West Vancouver's Sentinel secondary was evacuated Tuesday afternoon when someone fooling around with a sprinkler head managed to flood an entire wing of the school. Firefighters were called to the campus at about 1 p.m.

West Vancouver's Sentinel secondary was evacuated Tuesday afternoon when someone fooling around with a sprinkler head managed to flood an entire wing of the school.

Firefighters were called to the campus at about 1 p.m. when the school's fire alarm went off. Crews arrived to find students already outside and water gushing from a sprinkler on the second floor of the east wing.

It emerged later that someone had locked a padlock on to the sprinkler head, and that when the lock's owner had gone to retrieve it, they had inadvertently triggered the system.

Firefighters quickly shut off the water and plugged the head -- only about eight minutes after it had been triggered, they estimate -- but by then several classrooms, a wood shop and an art room had already flooded to a depth of several centimetres. Water had also made its way into the walls and electrical systems, and had leaked down as far as the basement.
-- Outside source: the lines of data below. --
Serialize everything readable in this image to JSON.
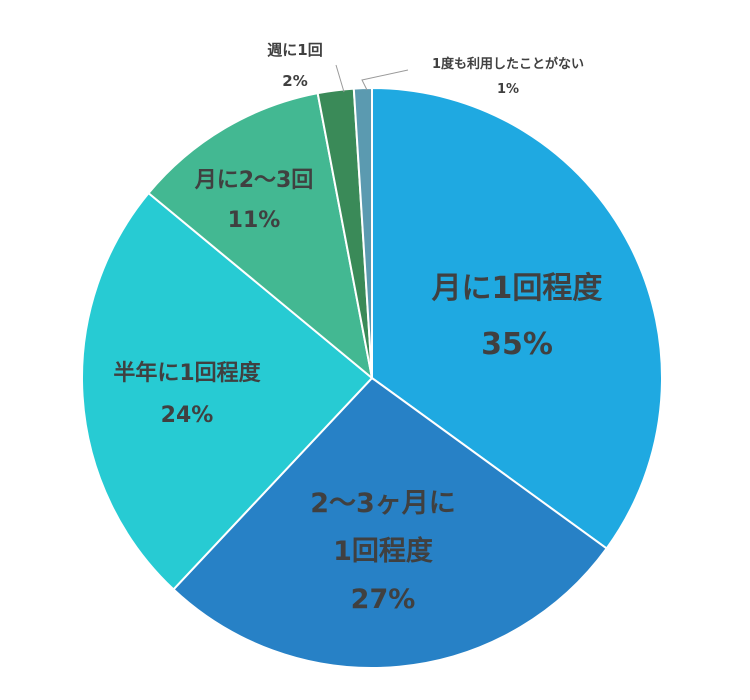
{
  "chart_data": {
    "type": "pie",
    "start_angle_deg": 0,
    "direction": "clockwise",
    "slices": [
      {
        "name": "月に1回程度",
        "value": 35,
        "label": "35%",
        "color": "#1fa9e1"
      },
      {
        "name": "2〜3ヶ月に\n1回程度",
        "value": 27,
        "label": "27%",
        "color": "#2781c6"
      },
      {
        "name": "半年に1回程度",
        "value": 24,
        "label": "24%",
        "color": "#27cbd3"
      },
      {
        "name": "月に2〜3回",
        "value": 11,
        "label": "11%",
        "color": "#43b892"
      },
      {
        "name": "週に1回",
        "value": 2,
        "label": "2%",
        "color": "#3a8a58"
      },
      {
        "name": "1度も利用したことがない",
        "value": 1,
        "label": "1%",
        "color": "#5b9ab0"
      }
    ],
    "legend": "none"
  }
}
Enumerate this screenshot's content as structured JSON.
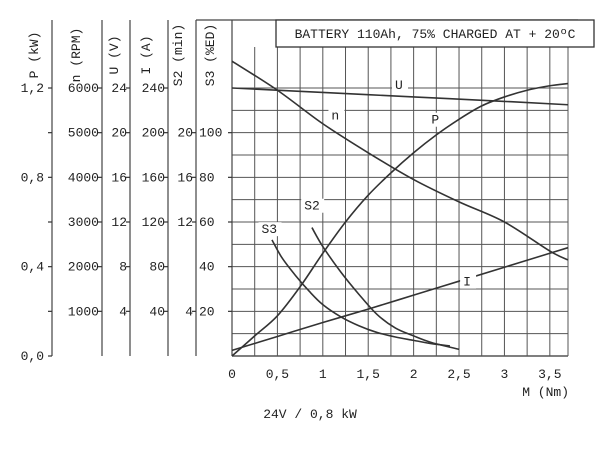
{
  "chart_data": {
    "type": "line",
    "title": "BATTERY 110Ah, 75% CHARGED AT + 20ºC",
    "subtitle": "24V / 0,8 kW",
    "xlabel": "M (Nm)",
    "xlim": [
      0,
      3.7
    ],
    "x_ticks": [
      "0",
      "0,5",
      "1",
      "1,5",
      "2",
      "2,5",
      "3",
      "3,5"
    ],
    "x_tick_values": [
      0,
      0.5,
      1,
      1.5,
      2,
      2.5,
      3,
      3.5
    ],
    "grid": true,
    "axes": [
      {
        "id": "P",
        "label": "P (kW)",
        "min": 0,
        "max": 1.2,
        "ticks": [
          {
            "label": "0,0",
            "value": 0
          },
          {
            "label": "0,4",
            "value": 0.4
          },
          {
            "label": "0,8",
            "value": 0.8
          },
          {
            "label": "1,2",
            "value": 1.2
          }
        ]
      },
      {
        "id": "n",
        "label": "n (RPM)",
        "min": 0,
        "max": 6000,
        "ticks": [
          {
            "label": "1000",
            "value": 1000
          },
          {
            "label": "2000",
            "value": 2000
          },
          {
            "label": "3000",
            "value": 3000
          },
          {
            "label": "4000",
            "value": 4000
          },
          {
            "label": "5000",
            "value": 5000
          },
          {
            "label": "6000",
            "value": 6000
          }
        ]
      },
      {
        "id": "U",
        "label": "U (V)",
        "min": 0,
        "max": 24,
        "ticks": [
          {
            "label": "4",
            "value": 4
          },
          {
            "label": "8",
            "value": 8
          },
          {
            "label": "12",
            "value": 12
          },
          {
            "label": "16",
            "value": 16
          },
          {
            "label": "20",
            "value": 20
          },
          {
            "label": "24",
            "value": 24
          }
        ]
      },
      {
        "id": "I",
        "label": "I (A)",
        "min": 0,
        "max": 240,
        "ticks": [
          {
            "label": "40",
            "value": 40
          },
          {
            "label": "80",
            "value": 80
          },
          {
            "label": "120",
            "value": 120
          },
          {
            "label": "160",
            "value": 160
          },
          {
            "label": "200",
            "value": 200
          },
          {
            "label": "240",
            "value": 240
          }
        ]
      },
      {
        "id": "S2",
        "label": "S2 (min)",
        "min": 0,
        "max": 24,
        "ticks": [
          {
            "label": "4",
            "value": 4
          },
          {
            "label": "12",
            "value": 12
          },
          {
            "label": "16",
            "value": 16
          },
          {
            "label": "20",
            "value": 20
          }
        ]
      },
      {
        "id": "S3",
        "label": "S3 (%ED)",
        "min": 0,
        "max": 120,
        "ticks": [
          {
            "label": "20",
            "value": 20
          },
          {
            "label": "40",
            "value": 40
          },
          {
            "label": "60",
            "value": 60
          },
          {
            "label": "80",
            "value": 80
          },
          {
            "label": "100",
            "value": 100
          }
        ]
      }
    ],
    "series": [
      {
        "name": "U",
        "axis": "U",
        "label_at": [
          1.85,
          23.9
        ],
        "x": [
          0,
          1,
          2,
          3,
          3.7
        ],
        "y": [
          24,
          23.6,
          23.2,
          22.8,
          22.5
        ]
      },
      {
        "name": "n",
        "axis": "n",
        "label_at": [
          1.15,
          5300
        ],
        "x": [
          0,
          0.5,
          1,
          1.5,
          2,
          2.5,
          3,
          3.5,
          3.7
        ],
        "y": [
          6600,
          5950,
          5200,
          4550,
          3950,
          3450,
          3000,
          2350,
          2150
        ]
      },
      {
        "name": "P",
        "axis": "P",
        "label_at": [
          2.25,
          1.04
        ],
        "x": [
          0,
          0.25,
          0.5,
          0.75,
          1,
          1.25,
          1.5,
          1.75,
          2,
          2.25,
          2.5,
          2.75,
          3,
          3.25,
          3.5,
          3.7
        ],
        "y": [
          0,
          0.09,
          0.18,
          0.31,
          0.46,
          0.6,
          0.72,
          0.82,
          0.91,
          0.99,
          1.06,
          1.12,
          1.16,
          1.19,
          1.21,
          1.22
        ]
      },
      {
        "name": "I",
        "axis": "I",
        "label_at": [
          2.6,
          63
        ],
        "x": [
          0,
          0.5,
          1,
          1.5,
          2,
          2.5,
          3,
          3.5,
          3.7
        ],
        "y": [
          5,
          17.5,
          30,
          42,
          54.5,
          67,
          79.5,
          92,
          97
        ]
      },
      {
        "name": "S2",
        "axis": "S2",
        "label_at": [
          0.85,
          13.1
        ],
        "x": [
          0.88,
          1,
          1.2,
          1.4,
          1.6,
          1.8,
          2,
          2.2,
          2.5
        ],
        "y": [
          11.5,
          9.8,
          7.5,
          5.5,
          3.7,
          2.5,
          1.8,
          1.2,
          0.6
        ]
      },
      {
        "name": "S3",
        "axis": "S3",
        "label_at": [
          0.38,
          55
        ],
        "x": [
          0.44,
          0.55,
          0.7,
          0.85,
          1,
          1.2,
          1.4,
          1.6,
          1.8,
          2,
          2.2,
          2.4
        ],
        "y": [
          52,
          44,
          36,
          29,
          23,
          17.5,
          13.5,
          10.5,
          8.5,
          7,
          5.5,
          4.5
        ]
      }
    ]
  }
}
While students waited outside, the firefighters and maintenance staff set about containing the flood and vacuuming it up with special equipment.

Students were allowed back in to dry areas of the facility after about 45 minutes. The cleanup continued until 11 p.m.

Although firefighters initially pegged repair work in the thousands of dollars, the school district later concluded that was an overestimate.

"It looks like really minimal damage," said superintendent of schools Chris Kennedy. "I've been told that in most of the classrooms you couldn't tell it had happened."

The affected wing was back up and running Wednesday morning.

The students involved came forward after the incident. Kennedy said he was satisfied the outcome was unintentional.

While firefighters frequently respond to false alarms, it's unusual for padlocks to be involved, said West Vancouver division fire chief Martin Ernst.

"I've been in the fire service 25 years, and I haven't seen that," he said. "It was a prank or practical joke that went horribly wrong."